Asya’da başlayıp, Anadolu’ya kadar uzanan Moğol istilası sonucu Semerkand, Buhara, Horasan ve İran bölgesinde bulunan “Seyyid”, “Bekri” ve “Faruki” şecereli aileler Anadolu’ya, özellikle batıya doğru hicret eder. Oğuz Türkmen boyları bu aile fertlerini kendilerine rehber edinirler ve varlıklarını iki cihanda da büyük bir nimet olarak kabul ederler.

Semerkand şehrinden ve Hz.
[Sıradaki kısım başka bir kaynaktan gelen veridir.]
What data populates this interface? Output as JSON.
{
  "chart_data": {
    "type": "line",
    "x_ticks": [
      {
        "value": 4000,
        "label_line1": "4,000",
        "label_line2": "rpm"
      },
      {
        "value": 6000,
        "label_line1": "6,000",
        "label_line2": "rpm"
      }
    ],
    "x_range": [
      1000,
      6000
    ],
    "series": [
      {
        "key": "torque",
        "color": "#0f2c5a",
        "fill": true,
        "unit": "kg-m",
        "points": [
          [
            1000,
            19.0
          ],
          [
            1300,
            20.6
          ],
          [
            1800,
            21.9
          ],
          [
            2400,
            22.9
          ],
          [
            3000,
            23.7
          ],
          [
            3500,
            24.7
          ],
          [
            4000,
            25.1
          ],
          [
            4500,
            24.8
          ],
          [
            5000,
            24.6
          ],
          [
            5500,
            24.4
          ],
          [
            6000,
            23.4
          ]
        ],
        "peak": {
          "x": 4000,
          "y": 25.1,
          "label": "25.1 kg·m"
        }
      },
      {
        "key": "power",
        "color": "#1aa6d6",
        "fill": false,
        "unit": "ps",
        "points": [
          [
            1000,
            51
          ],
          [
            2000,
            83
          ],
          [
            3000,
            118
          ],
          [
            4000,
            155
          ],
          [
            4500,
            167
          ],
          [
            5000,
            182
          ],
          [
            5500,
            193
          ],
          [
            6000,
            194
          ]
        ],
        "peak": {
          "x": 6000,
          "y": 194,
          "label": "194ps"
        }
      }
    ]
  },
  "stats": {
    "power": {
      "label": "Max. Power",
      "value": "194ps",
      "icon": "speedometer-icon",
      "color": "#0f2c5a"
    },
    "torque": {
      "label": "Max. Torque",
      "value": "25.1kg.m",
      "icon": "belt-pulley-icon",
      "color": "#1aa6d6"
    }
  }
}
Ömer (r.a)’in soyundan Şeyh Ali ailesi ile birlikte bölgeye gelir ve yerleşir. Şeyh Ali’nin bölgeye yerleşmesi tahminen Ankara Savaşı’ndan sonradır. Şeyh Ali’nin Çamlıdere bölgesinde ki hayatı ile ilgili ilk belge 1463 yılına ait Ankara Tahrir Defteri’dir.

Fatih Sultan Mehmed dönemine ait bu vakıf kaydından Şeyh Ali’nin Kuz Viran Köyü’nde yarım çiflik yeri ve bir değirmeni mülk edindiğini, bu mülkleri de vakf ettiğini, vakfa da evlatlarını mütevelli tayin ettiğini öğreniyoruz. 1463 yılında kurduğu vakfa ismi zikredilmeyen ve zaviye şeyhi olan oğlu tasarruf eder. Bu yıllarda Kuz Viran Köyü, Ankara Sancağı’na bağlı “Mudrıb/Muzrıb” idari birimine bağlıdır. “Kuz/Guz Viran” sabah güneşi almayan, kuzeyde olan virane yer anlamına gelmektedir.

1530 yılında ise Şeyh Ali Semerkandi hazretlerinin soyundan gelenlerin sayısı sekiz kişi olup, adına Kuz Viran Köyü’nde bir cami yaptırılır ve Kuz Viran Köyü de Yabanabad kazasına bağlanır.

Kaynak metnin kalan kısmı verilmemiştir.